🤖 AI Summary
Existing large language models (LLMs) exhibit poor generalization in formal theorem proving, struggle with cross-domain continual learning in mathematics, and suffer from catastrophic forgetting. Method: We propose the first lifelong learning agent framework tailored for theorem proving, overcoming static training limitations via a dynamic mathematical knowledge base and a difficulty-adaptive curriculum learning strategy; it integrates interactive proof assistance (Lean), incremental fine-tuning, and dual forgetting-mitigation mechanisms—positive/negative forgetting suppression and backward transfer enhancement—to balance stability and plasticity. Contribution/Results: Evaluated across 23 Lean repositories, our agent automatically completes 155 missing high-level proofs in abstract algebra and algebraic topology. It achieves statistically significant improvements in both stability (reduced forgetting) and backward transfer performance over state-of-the-art baselines.
📝 Abstract
Large Language Models (LLMs) have been successful in mathematical reasoning tasks such as formal theorem proving when integrated with interactive proof assistants like Lean. Existing approaches involve training or fine-tuning an LLM on a specific dataset to perform well on particular domains, such as undergraduate-level mathematics.

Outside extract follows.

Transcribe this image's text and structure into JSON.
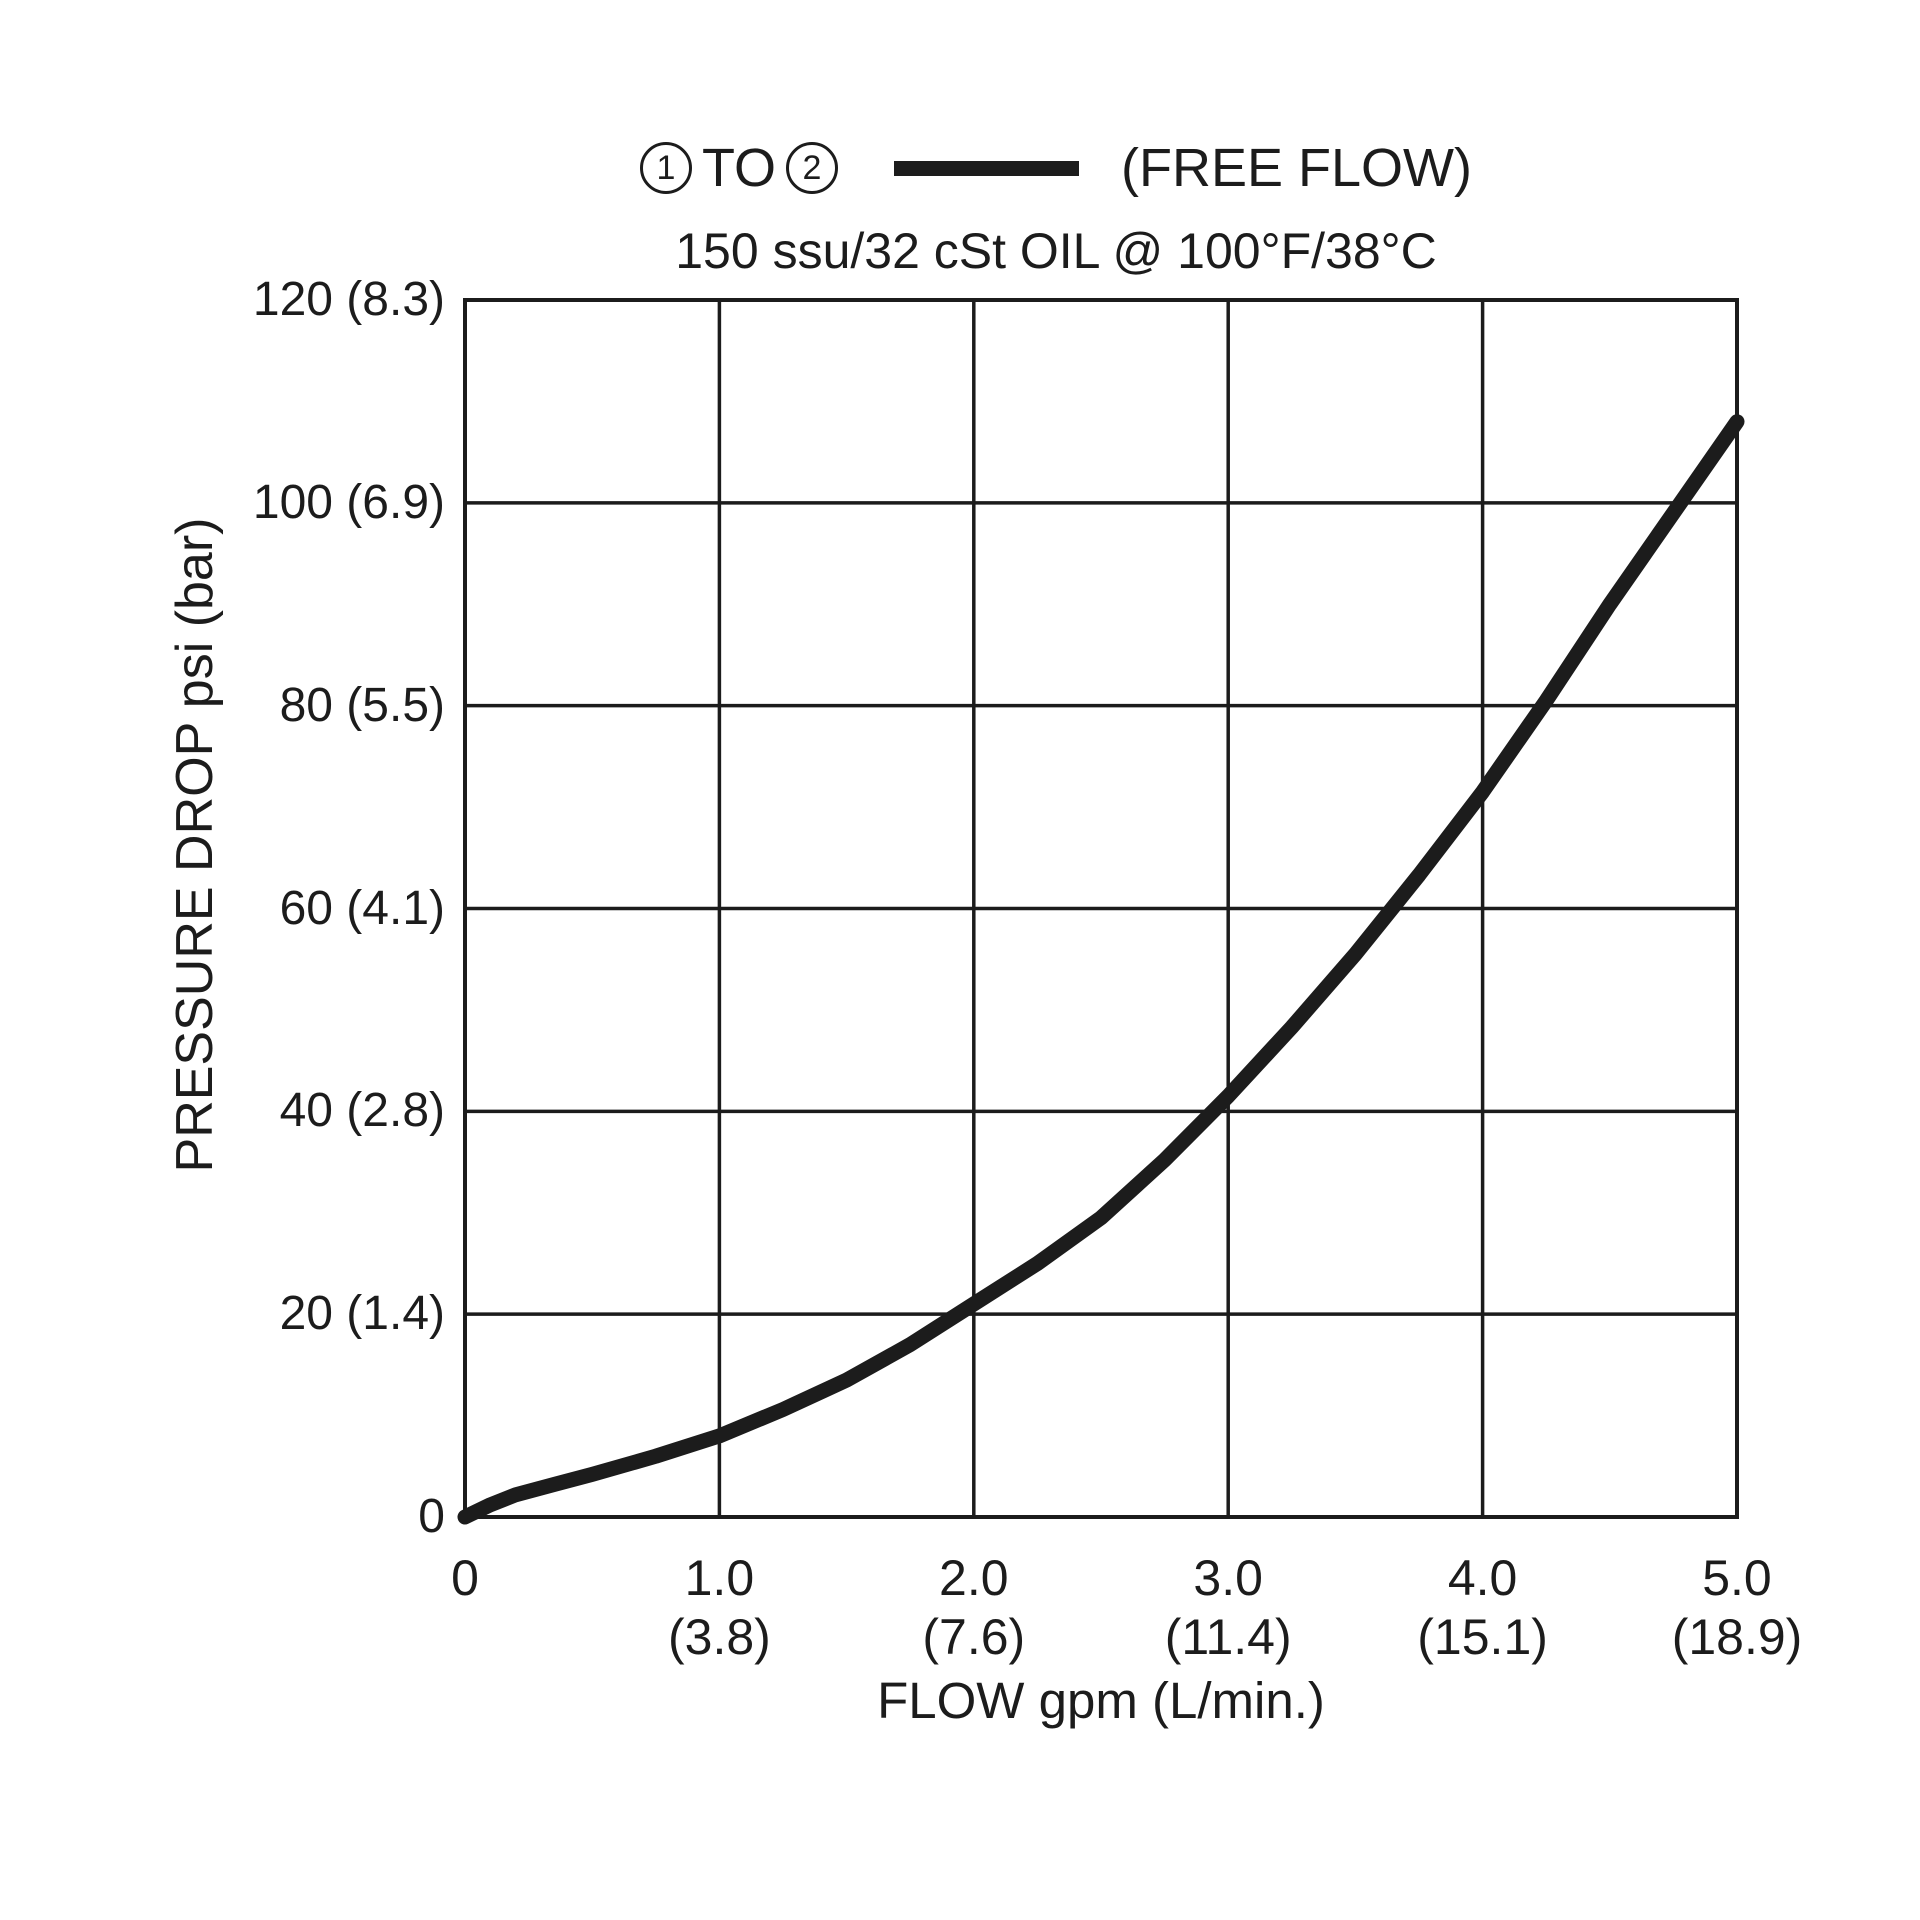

These methods struggle with generalizability to advanced mathematics. A fundamental limitation is that these approaches operate on static domains, failing to capture how mathematicians often work across multiple domains and projects simultaneously or cyclically. We present LeanAgent, a novel lifelong learning framework for formal theorem proving that continuously generalizes to and improves on ever-expanding mathematical knowledge without forgetting previously learned knowledge. LeanAgent introduces several key innovations, including a curriculum learning strategy that optimizes the learning trajectory in terms of mathematical difficulty, a dynamic database for efficient management of evolving mathematical knowledge, and progressive training to balance stability and plasticity. LeanAgent successfully generates formal proofs for 155 theorems across 23 diverse Lean repositories where formal proofs were previously missing, many from advanced mathematics. It performs significantly better than the static LLM baseline, proving challenging theorems in domains like abstract algebra and algebraic topology while showcasing a clear progression of learning from basic concepts to advanced topics. In addition, we analyze LeanAgent's superior performance on key lifelong learning metrics. LeanAgent achieves exceptional scores in stability and backward transfer, where learning new tasks improves performance on previously learned tasks. This emphasizes LeanAgent's continuous generalizability and improvement, explaining its superior theorem-proving performance.